The Yakovlev Yak-5 (Яковлев Як-5) was an experimental trainer aircraft designed by Yakovlev OKB in the Soviet Union, and first flown in 1944.

==Development and design==
In 1944, the Yakovlev UT-2 was the standard primary trainer of the Soviet Air Forces, but its simplicity caused problems when pilots moved on to more sophisticated aircraft, so the Yakovlev design bureau designed a more sophisticated derivative, the UT-2L, which featured an enclosed tandem cockpit, the addition of flaps and blind flying instruments.
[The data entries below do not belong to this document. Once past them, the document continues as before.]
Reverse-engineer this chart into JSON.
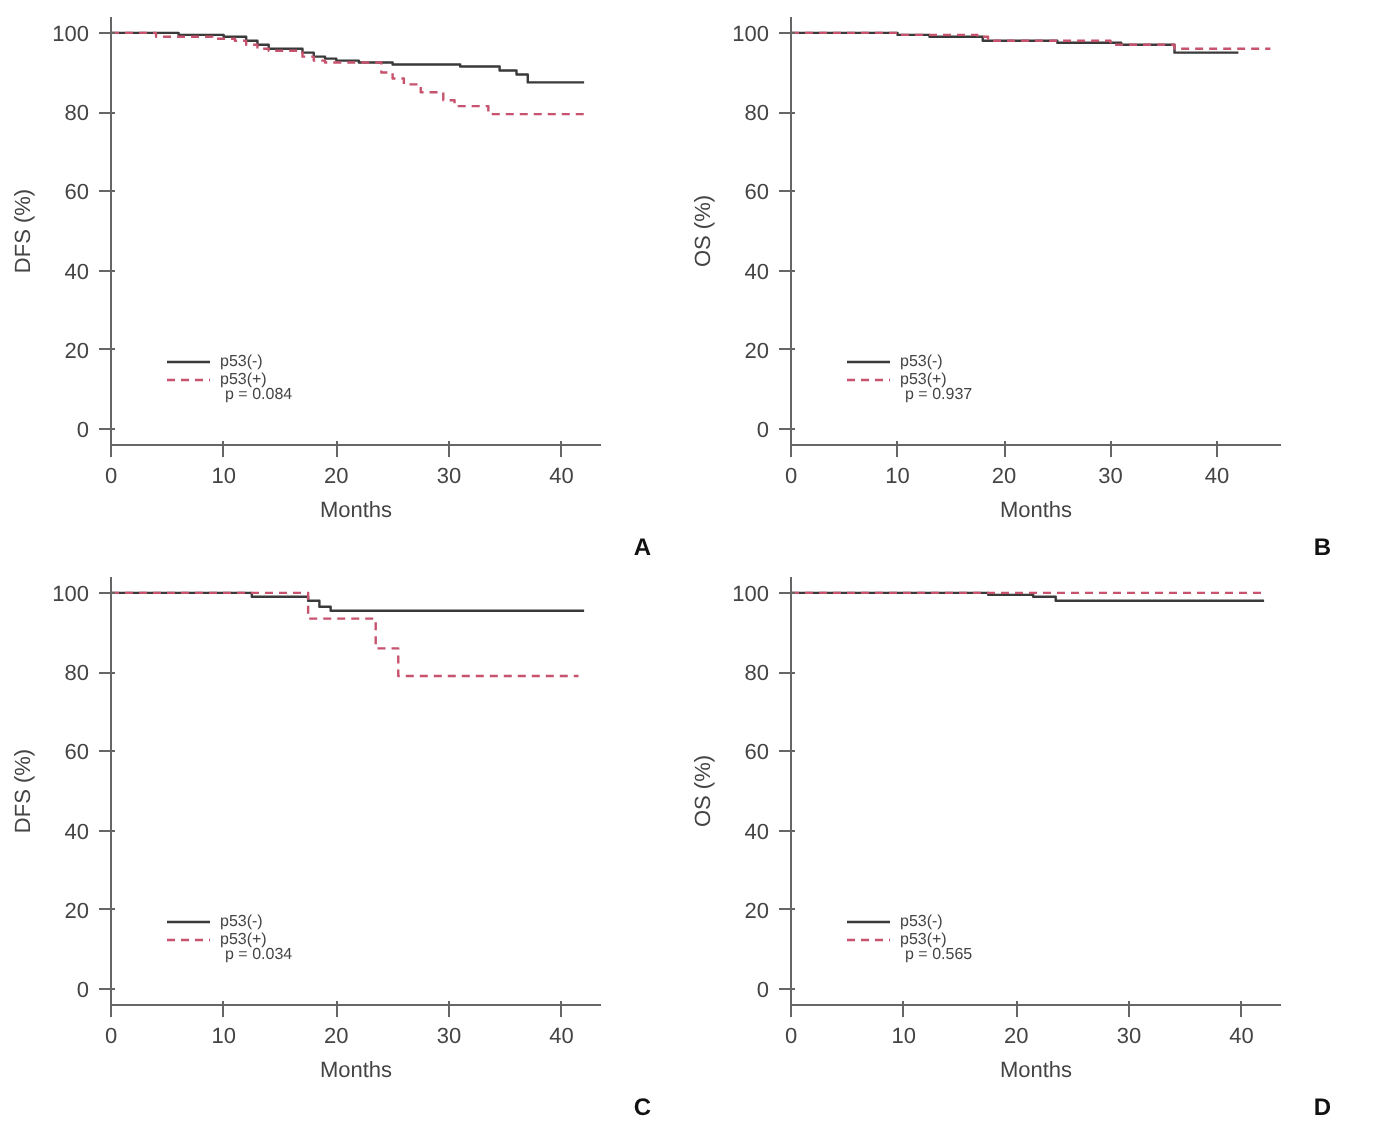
{
  "chart_data": [
    {
      "type": "step",
      "xlabel": "Months",
      "ylabel": "DFS (%)",
      "xlim": [
        0,
        43.5
      ],
      "ylim": [
        -4,
        104
      ],
      "xticks": [
        0,
        10,
        20,
        30,
        40
      ],
      "yticks": [
        0,
        20,
        40,
        60,
        80,
        100
      ],
      "grid": false,
      "legend": "bottom left",
      "annotations": [
        "p = 0.084",
        "A"
      ],
      "series": [
        {
          "name": "p53(-)",
          "color": "#3a3a3a",
          "line_style": "solid",
          "x": [
            0,
            6,
            10,
            12,
            13,
            14,
            17,
            18,
            19,
            20,
            22,
            25,
            31,
            34.5,
            36,
            37,
            42
          ],
          "values": [
            100,
            99.5,
            99,
            98,
            97,
            96,
            95,
            94,
            93.5,
            93,
            92.5,
            92,
            91.5,
            90.5,
            89.5,
            87.5,
            87.5
          ]
        },
        {
          "name": "p53(+)",
          "color": "#c8536f",
          "line_style": "dashed",
          "x": [
            0,
            4,
            9,
            11,
            12,
            13,
            14,
            17,
            18,
            19,
            24,
            25,
            26,
            27.5,
            29.5,
            30.5,
            33.5,
            42
          ],
          "values": [
            100,
            99,
            98.5,
            98,
            97,
            96,
            95.5,
            94,
            93,
            92.5,
            90,
            88.5,
            87,
            85,
            83,
            81.5,
            79.5,
            79.5
          ]
        }
      ]
    },
    {
      "type": "step",
      "xlabel": "Months",
      "ylabel": "OS (%)",
      "xlim": [
        0,
        46
      ],
      "ylim": [
        -4,
        104
      ],
      "xticks": [
        0,
        10,
        20,
        30,
        40
      ],
      "yticks": [
        0,
        20,
        40,
        60,
        80,
        100
      ],
      "grid": false,
      "legend": "bottom left",
      "annotations": [
        "p = 0.937",
        "B"
      ],
      "series": [
        {
          "name": "p53(-)",
          "color": "#3a3a3a",
          "line_style": "solid",
          "x": [
            0,
            10,
            13,
            18,
            25,
            31,
            36,
            42
          ],
          "values": [
            100,
            99.5,
            99,
            98,
            97.5,
            97,
            95,
            95
          ]
        },
        {
          "name": "p53(+)",
          "color": "#c8536f",
          "line_style": "dashed",
          "x": [
            0,
            10,
            17.5,
            18.5,
            30,
            36,
            45
          ],
          "values": [
            100,
            99.5,
            99,
            98,
            97,
            96,
            96
          ]
        }
      ]
    },
    {
      "type": "step",
      "xlabel": "Months",
      "ylabel": "DFS (%)",
      "xlim": [
        0,
        43.5
      ],
      "ylim": [
        -4,
        104
      ],
      "xticks": [
        0,
        10,
        20,
        30,
        40
      ],
      "yticks": [
        0,
        20,
        40,
        60,
        80,
        100
      ],
      "grid": false,
      "legend": "bottom left",
      "annotations": [
        "p = 0.034",
        "C"
      ],
      "series": [
        {
          "name": "p53(-)",
          "color": "#3a3a3a",
          "line_style": "solid",
          "x": [
            0,
            12.5,
            17.5,
            18.5,
            19.5,
            42
          ],
          "values": [
            100,
            99,
            98,
            96.5,
            95.5,
            95.5
          ]
        },
        {
          "name": "p53(+)",
          "color": "#c8536f",
          "line_style": "dashed",
          "x": [
            0,
            17.5,
            23.5,
            25.5,
            41.5
          ],
          "values": [
            100,
            93.5,
            86,
            79,
            79
          ]
        }
      ]
    },
    {
      "type": "step",
      "xlabel": "Months",
      "ylabel": "OS (%)",
      "xlim": [
        0,
        43.5
      ],
      "ylim": [
        -4,
        104
      ],
      "xticks": [
        0,
        10,
        20,
        30,
        40
      ],
      "yticks": [
        0,
        20,
        40,
        60,
        80,
        100
      ],
      "grid": false,
      "legend": "bottom left",
      "annotations": [
        "p = 0.565",
        "D"
      ],
      "series": [
        {
          "name": "p53(-)",
          "color": "#3a3a3a",
          "line_style": "solid",
          "x": [
            0,
            17.5,
            21.5,
            23.5,
            42
          ],
          "values": [
            100,
            99.5,
            99,
            98,
            98
          ]
        },
        {
          "name": "p53(+)",
          "color": "#c8536f",
          "line_style": "dashed",
          "x": [
            0,
            42
          ],
          "values": [
            100,
            100
          ]
        }
      ]
    }
  ]
}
At the same time, Yakovlev designed a single-seat aircraft based on the UT-2L, intended as a fighter-trainer. This aircraft, the Yak-5, was a low-wing monoplane of wooden construction, but unlike the UT-2, had the front cockpit removed and an enclosed sliding canopy placed over the rear cockpit. A retractable tailwheel undercarriage replaced the fixed landing gear of the UT-2. It was powered by a Shvetsov M-11D five-cylinder radial producing 115 hp (86 kW), which drove a two-bladed variable-pitch propeller. It could be fitted with a single synchronized ShKAS machine gun aimed by a reflector sight, while the aircraft was also fitted with a radio.

==Operational history==
The prototype Yak-5 first flew on 7 September 1944. The new fighter-trainer's handling proved popular with its test pilots, and the aircraft successfully passed official evaluation. In the end, neither the UT-2L or the Yak-5 entered production because the Soviet Air Force command believed wooden aircraft were becoming obsolete, which would result in production of the all-metal Yakovlev Yak-18 trainer in late 1945. The sole Yak-5 was destroyed when it suffered failure of the wooden wing during a snap roll and crashed.